Zimmerman, Wit, and Warsaw take to the two Szymanowski concertos with allure, technique, and a sophisticated gusto that one does not readily associate with this modern Polish composer. All are digging into the post-Debussy chromatic polytonal mix with polish, ease, conviction. We listeners might be forgiven for thinking that these concertos were over-exposed, war horse concert hall fare. The first concerto immediately gathers and speaks and stands up and unfolds.
This reading is extrovert yet also inwardly touched and deepened. Even an unfamiliar or under-exposed Szymanowski listener may be swept up. Wit and the band simply have seemingly immersed themselves in the challenging, non-obvious orchestra writing, to an extent which let's us begin to hear orchestral textures, shapes, and narratives in fitting musical perspective. Zimmermann holds forth as if doing a Szymanowski concerto were the most facile or predictably populist repertoire choice at hand. His fiddle is vivid and deeply eloquent. His singing or dramatic musical line always moves, uncannily at one in purpose with what Wit and the band are doing. One can hear, can sense, can nearly always be engaged and carried along. A listener knows, then ... from whence all musical origins arise, what shape is forming at any given moment, and towards what narrative points the composer would have us go.
The second fiddle concerto goes equally well, which is to say, very well indeed. All three make nary a mis-step. If ever Szymanowski in his fiddle concertos were going to leave us spanked, awed, and a bit breathless with surprise buckets full of luxury, not to say, glamor, this disc would be it?
So thanks, Sony for bothering with this unlikely treasure of both concertos?
Then, to wrap up the disc we get Britten's fiddle concerto as well.
The reading is strong, big boned, and dares to be insistent or even fierce at times. Again, Zimmermann is playing richly and very deftly. He lays out Britten's fiddle music, strikingly etched; again beautifully wedded to what Honeck and the band are doing. Every player sounds connected, on the same musical pages. Of course we more or less expect this from performance; though a rare grasp of fiddle and orchestra is boldly on display. The solo fiddle's spotlight manner never outdoes or detracts from anybody else.

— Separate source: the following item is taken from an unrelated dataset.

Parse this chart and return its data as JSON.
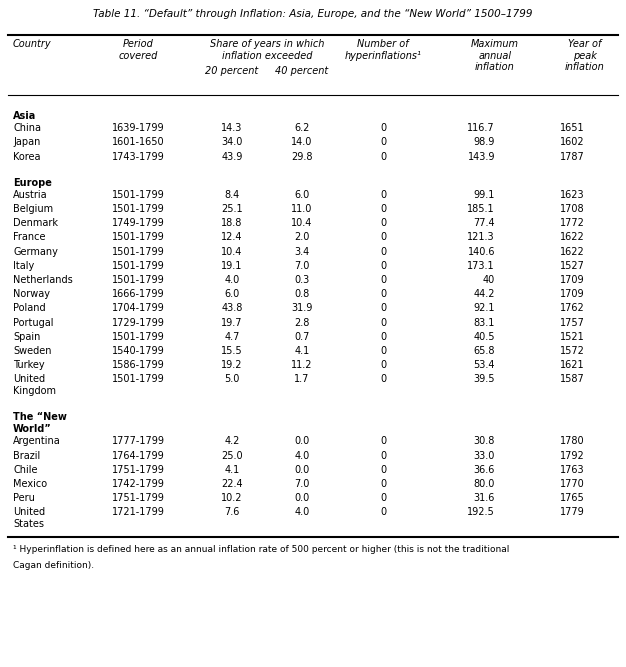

From the sounds on this disc, everyone was having a very good day in the studios, and Sony for once has been fortunate enough to capture it and release it in a timely manner. Zimmermann is apparently an artist who will still discover something to say, even in off-beat fiddle repertoire like Szymanowski and Britten. If he brings a similar energy and insight to the rest of the fiddle music he has already recorded for EMI, we will be very, very happy indeed to hear him at work again.
Bravo, Zimmermann, Wit, Warsaw, Honeck, Swedish RSO. Thanks lots, Sony. I knew you could do it, still. PS. Sound is about as good as standard PCM stereo gets.